En un México herido por guerras, narcóticos y ruido, la voz de Mariano nos recuerda que el país no solo se funda con constituciones, sino con canciones. Que la patria no está solo en la bandera, sino en el radio del abuelo. En la serenata al pie de la ventana. En el casete olvidado en la guantera.

Gracias, Mariano.
Tu oído nos enseñó a escuchar(nos).
Y por eso, este apunte diario te bendice,
con tinta hipnótica,
y canto eterno.

 

Ruben Rios “Mr. Pachanga”

**Comentario adicional** Yo tuve el placer de conocer al señor Mariano Rivera Conde en La Habana, Cuba, en los años cincuenta. Yo había actuado la noche anterior en un programa de CMQ llamado *Casino de la Alegría*, donde había cantado la canción de Consuelo Velázquez: **”Franqueza”**.

Guillermo Álvarez Guedes, que había visto el programa, me habló para decirme que me esperaba en los estudios de Radio Progreso a las 3 p.m., ya que quería que conociera a alguien. Estuve allí a esa hora. Me presentó al Sr. Mariano y me pidió cantar acompañado por Severino Ramos.

**Franqueza**: Yo la cantaba con una versión que había creado para el principio y final, para ser diferente a los demás que la cantaban.

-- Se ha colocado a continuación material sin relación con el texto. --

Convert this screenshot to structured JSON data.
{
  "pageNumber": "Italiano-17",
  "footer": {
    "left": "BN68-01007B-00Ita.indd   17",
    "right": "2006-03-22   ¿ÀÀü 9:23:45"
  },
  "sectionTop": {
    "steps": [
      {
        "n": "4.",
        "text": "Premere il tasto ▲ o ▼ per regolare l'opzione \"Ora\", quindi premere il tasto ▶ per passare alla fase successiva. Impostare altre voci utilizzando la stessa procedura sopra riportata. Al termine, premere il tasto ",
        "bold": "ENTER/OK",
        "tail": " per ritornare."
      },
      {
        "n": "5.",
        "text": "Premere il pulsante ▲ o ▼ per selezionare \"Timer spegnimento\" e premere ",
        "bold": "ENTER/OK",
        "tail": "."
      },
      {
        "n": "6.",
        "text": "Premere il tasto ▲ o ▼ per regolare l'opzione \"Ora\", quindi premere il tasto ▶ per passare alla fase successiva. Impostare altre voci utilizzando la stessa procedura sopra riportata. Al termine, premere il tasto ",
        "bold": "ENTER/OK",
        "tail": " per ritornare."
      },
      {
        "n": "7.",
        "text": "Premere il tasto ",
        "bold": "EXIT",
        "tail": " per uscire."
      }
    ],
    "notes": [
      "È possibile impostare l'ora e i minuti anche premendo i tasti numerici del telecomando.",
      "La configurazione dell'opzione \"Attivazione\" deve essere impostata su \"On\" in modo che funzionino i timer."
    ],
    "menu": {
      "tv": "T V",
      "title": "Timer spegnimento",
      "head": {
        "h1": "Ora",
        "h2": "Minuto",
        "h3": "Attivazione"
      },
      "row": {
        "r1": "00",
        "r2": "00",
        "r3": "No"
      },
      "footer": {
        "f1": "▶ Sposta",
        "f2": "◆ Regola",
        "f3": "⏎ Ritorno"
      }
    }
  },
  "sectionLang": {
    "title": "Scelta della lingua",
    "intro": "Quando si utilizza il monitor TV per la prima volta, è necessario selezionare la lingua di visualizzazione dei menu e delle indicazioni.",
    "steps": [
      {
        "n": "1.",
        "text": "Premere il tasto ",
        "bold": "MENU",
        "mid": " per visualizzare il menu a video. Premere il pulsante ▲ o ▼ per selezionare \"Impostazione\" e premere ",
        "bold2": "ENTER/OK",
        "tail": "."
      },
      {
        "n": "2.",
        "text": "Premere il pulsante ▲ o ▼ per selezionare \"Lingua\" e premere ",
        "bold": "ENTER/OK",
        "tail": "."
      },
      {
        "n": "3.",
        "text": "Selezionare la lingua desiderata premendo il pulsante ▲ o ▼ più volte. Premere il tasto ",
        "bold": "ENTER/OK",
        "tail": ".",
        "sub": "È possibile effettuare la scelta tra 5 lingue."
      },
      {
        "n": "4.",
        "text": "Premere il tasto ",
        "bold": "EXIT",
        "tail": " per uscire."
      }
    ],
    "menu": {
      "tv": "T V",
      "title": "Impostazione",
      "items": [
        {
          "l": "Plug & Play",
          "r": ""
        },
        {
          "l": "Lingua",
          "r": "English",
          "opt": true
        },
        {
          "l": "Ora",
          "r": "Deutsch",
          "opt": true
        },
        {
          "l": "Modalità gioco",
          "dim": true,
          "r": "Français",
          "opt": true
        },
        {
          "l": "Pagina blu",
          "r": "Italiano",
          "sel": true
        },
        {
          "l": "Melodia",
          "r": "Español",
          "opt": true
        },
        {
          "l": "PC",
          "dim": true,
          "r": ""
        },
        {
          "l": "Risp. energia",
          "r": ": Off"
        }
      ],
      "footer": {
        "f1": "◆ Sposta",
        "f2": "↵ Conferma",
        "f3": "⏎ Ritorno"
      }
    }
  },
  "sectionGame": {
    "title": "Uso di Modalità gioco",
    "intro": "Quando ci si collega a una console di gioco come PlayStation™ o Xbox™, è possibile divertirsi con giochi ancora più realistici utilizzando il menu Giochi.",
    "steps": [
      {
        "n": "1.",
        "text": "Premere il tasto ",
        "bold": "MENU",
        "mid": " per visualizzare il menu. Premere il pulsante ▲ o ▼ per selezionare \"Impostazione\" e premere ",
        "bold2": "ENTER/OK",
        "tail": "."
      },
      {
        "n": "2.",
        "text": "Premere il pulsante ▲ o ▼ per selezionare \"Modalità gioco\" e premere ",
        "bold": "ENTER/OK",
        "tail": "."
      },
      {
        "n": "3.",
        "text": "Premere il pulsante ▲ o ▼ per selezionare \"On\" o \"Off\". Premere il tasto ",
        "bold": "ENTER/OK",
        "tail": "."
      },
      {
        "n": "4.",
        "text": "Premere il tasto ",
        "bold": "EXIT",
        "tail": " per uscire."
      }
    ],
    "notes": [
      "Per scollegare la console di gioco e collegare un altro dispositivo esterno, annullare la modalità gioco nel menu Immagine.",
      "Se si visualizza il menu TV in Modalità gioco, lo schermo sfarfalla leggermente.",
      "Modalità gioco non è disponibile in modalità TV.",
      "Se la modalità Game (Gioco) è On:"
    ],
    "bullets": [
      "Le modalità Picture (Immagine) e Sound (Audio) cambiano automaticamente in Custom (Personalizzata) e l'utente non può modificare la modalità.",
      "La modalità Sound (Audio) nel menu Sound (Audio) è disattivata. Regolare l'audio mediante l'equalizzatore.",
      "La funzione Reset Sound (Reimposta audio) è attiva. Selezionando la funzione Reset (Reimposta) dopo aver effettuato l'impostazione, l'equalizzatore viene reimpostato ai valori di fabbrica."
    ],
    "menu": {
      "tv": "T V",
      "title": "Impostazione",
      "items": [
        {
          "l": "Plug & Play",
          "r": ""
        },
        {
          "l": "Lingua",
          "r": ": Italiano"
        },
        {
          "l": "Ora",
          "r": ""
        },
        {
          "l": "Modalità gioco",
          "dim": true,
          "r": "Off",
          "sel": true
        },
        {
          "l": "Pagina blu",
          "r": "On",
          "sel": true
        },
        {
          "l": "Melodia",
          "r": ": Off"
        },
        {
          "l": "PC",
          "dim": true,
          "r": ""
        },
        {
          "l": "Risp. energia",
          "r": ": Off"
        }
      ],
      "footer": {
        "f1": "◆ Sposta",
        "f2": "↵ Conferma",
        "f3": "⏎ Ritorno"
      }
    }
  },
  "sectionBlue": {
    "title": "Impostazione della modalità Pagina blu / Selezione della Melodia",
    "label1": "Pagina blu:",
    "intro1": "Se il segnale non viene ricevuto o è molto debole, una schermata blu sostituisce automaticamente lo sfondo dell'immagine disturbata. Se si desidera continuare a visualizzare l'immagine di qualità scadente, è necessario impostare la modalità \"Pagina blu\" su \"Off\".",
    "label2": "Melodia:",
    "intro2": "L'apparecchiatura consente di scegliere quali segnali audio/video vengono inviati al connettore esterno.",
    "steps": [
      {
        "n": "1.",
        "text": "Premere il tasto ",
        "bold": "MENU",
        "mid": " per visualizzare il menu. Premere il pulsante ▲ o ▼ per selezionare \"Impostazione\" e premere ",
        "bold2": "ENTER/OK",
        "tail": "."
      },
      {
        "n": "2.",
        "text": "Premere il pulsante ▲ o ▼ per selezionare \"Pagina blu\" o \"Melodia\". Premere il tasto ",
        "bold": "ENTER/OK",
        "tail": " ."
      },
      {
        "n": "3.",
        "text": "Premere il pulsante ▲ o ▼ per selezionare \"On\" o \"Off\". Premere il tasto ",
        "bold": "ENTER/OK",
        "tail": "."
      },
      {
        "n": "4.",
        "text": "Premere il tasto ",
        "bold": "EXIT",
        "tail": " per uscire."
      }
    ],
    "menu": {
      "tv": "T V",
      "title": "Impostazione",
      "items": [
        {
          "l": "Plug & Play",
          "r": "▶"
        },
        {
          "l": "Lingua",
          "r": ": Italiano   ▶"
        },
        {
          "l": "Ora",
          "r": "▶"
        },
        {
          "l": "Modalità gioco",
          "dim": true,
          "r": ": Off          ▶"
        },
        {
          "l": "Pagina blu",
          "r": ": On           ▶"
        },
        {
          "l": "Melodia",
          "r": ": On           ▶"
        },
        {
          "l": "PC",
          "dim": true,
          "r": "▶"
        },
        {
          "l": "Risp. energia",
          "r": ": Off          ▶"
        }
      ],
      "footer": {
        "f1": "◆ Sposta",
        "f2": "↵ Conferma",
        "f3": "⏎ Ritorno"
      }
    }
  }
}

Y cuando Mariano la escuchó, gritó de alegría. “Si Consuelo la escucha, se enamora de esa versión. ¡Felicidades, Rubén!” — Rubén

Él se interesó en grabarme, pero ya yo tenía firmado un contrato de exclusividad con Manolito Matos y Enrique Beltrán para Sonotone.

Para entonces yo no sabía quién era Mariano Rivera Conde.
Nos invitó a Guedes, a Severino y a mí a merendar en el Café Celeste, en la esquina de Radio Progreso, donde pasamos un buen rato, muy agradable.
Más tarde, cuando llegué a México, ciertas circunstancias no me permitieron contactarlo.
Sin embargo, guardo un muy bonito recuerdo de Mariano Rivera Conde.
Lo que puedo decir de él es que yo conocí a: “Todo un Señor”, en toda la extensión de: “La Palabra”.